③ 競合分析を実施した上で、顧客ニーズを基に、競合他社と比較して、自社に明確な優位性を確立する差別化が可能か。
競合分析は、この補助金の審査において最初期から重要なポイントとされています。要するに、「リアルな市場環境」をどこまで分析できているかがカギ。
競合調査をする際には、単なる同業他社だけでなく、代替サービスまで視野を広げることが重要です。「競合を徹底調査した」と言えるだけのデータを示しましょう。
また、顧客が何を基準に選ぶのかもポイントです。
- 価格だけでなく、コスパ、ブランドイメージ、使いやすさなどの要素をしっかり検証。

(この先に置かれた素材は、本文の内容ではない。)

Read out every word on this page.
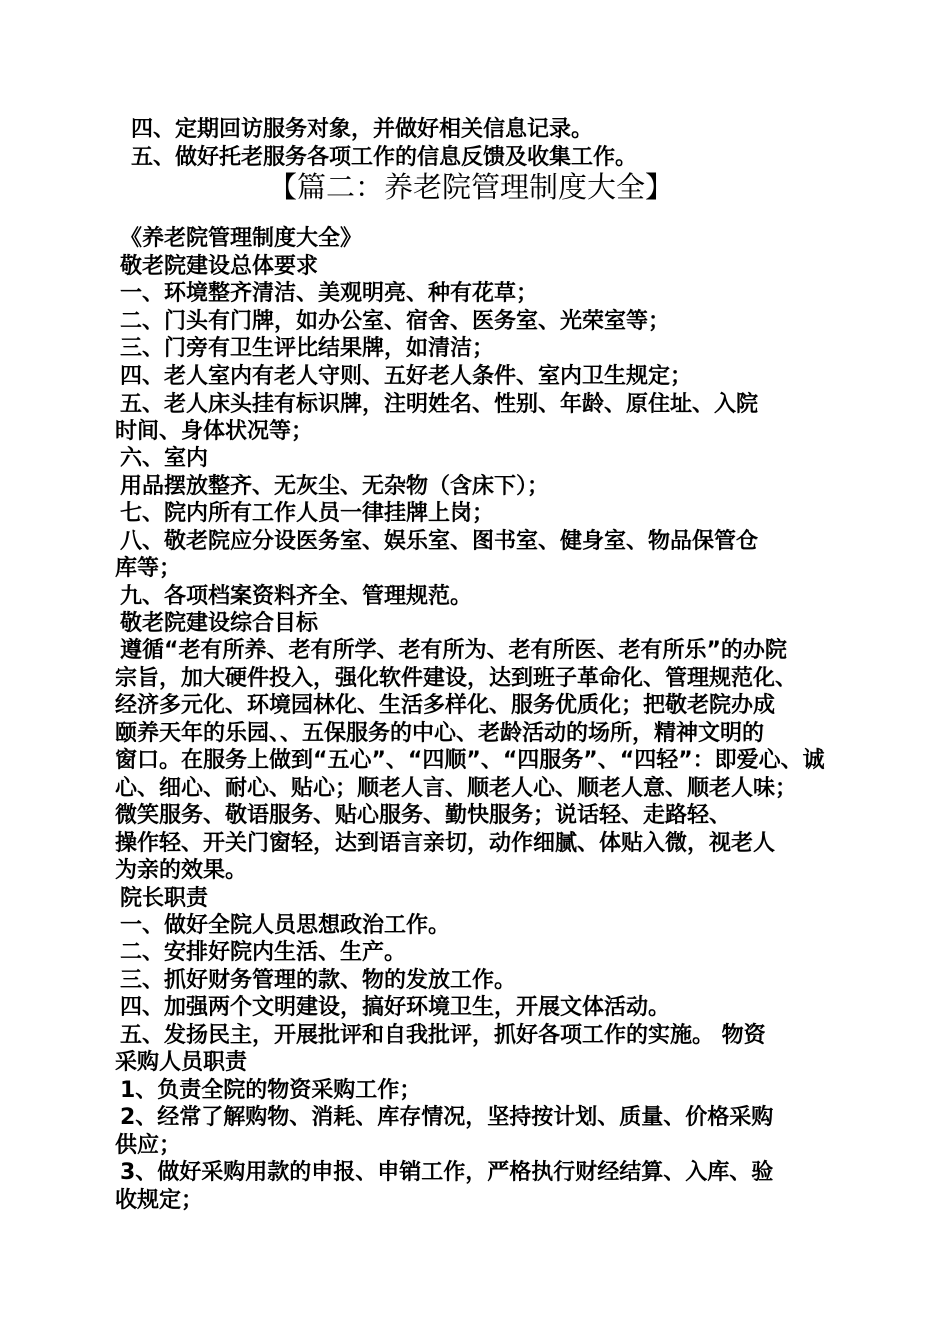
四、定期回访服务对象，并做好相关信息记录。
五、做好托老服务各项工作的信息反馈及收集工作。
【篇二：养老院管理制度大全】
《养老院管理制度大全》
敬老院建设总体要求
一、环境整齐清洁、美观明亮、种有花草；
二、门头有门牌，如办公室、宿舍、医务室、光荣室等；
三、门旁有卫生评比结果牌，如清洁；
四、老人室内有老人守则、五好老人条件、室内卫生规定；
五、老人床头挂有标识牌，注明姓名、性别、年龄、原住址、入院
时间、身体状况等；
六、室内
用品摆放整齐、无灰尘、无杂物（含床下）；
七、院内所有工作人员一律挂牌上岗；
八、敬老院应分设医务室、娱乐室、图书室、健身室、物品保管仓
库等；
九、各项档案资料齐全、管理规范。
敬老院建设综合目标
遵循“老有所养、老有所学、老有所为、老有所医、老有所乐”的办院
宗旨，加大硬件投入，强化软件建设，达到班子革命化、管理规范化、
经济多元化、环境园林化、生活多样化、服务优质化；把敬老院办成
颐养天年的乐园、、五保服务的中心、老龄活动的场所，精神文明的
窗口。在服务上做到“五心”、“四顺”、“四服务”、“四轻”：即爱心、诚
心、细心、耐心、贴心；顺老人言、顺老人心、顺老人意、顺老人味；
微笑服务、敬语服务、贴心服务、勤快服务；说话轻、走路轻、
操作轻、开关门窗轻，达到语言亲切，动作细腻、体贴入微，视老人
为亲的效果。
院长职责
一、做好全院人员思想政治工作。
二、安排好院内生活、生产。
三、抓好财务管理的款、物的发放工作。
四、加强两个文明建设，搞好环境卫生，开展文体活动。
五、发扬民主，开展批评和自我批评，抓好各项工作的实施。 物资
采购人员职责
1、负责全院的物资采购工作；
2、经常了解购物、消耗、库存情况，坚持按计划、质量、价格采购
供应；
3、做好采购用款的申报、申销工作，严格执行财经结算、入库、验
收规定；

- ピンポイントで「ウチはここが違う!」をアピールすることが大事です。
そして、差別化については「真似されないこと」が非常に重要です。営業時間を伸ばす、最新機器を導入する、といった施策は簡単に模倣されるため、「自社だからこそできる強み」を押さえましょう。
新事業の有望度は、どれだけ現実を見据えて根拠を示せるかが重要です。
「夢」や「希望」だけでは補助金はもらえません。審査員を納得させるだけのデータや分析を積み重ね、「この事業なら確実に成功する」と思わせる計画を作ることが大切です。
要するに、「夢に補助金は出さねぇぞ」ってことですね。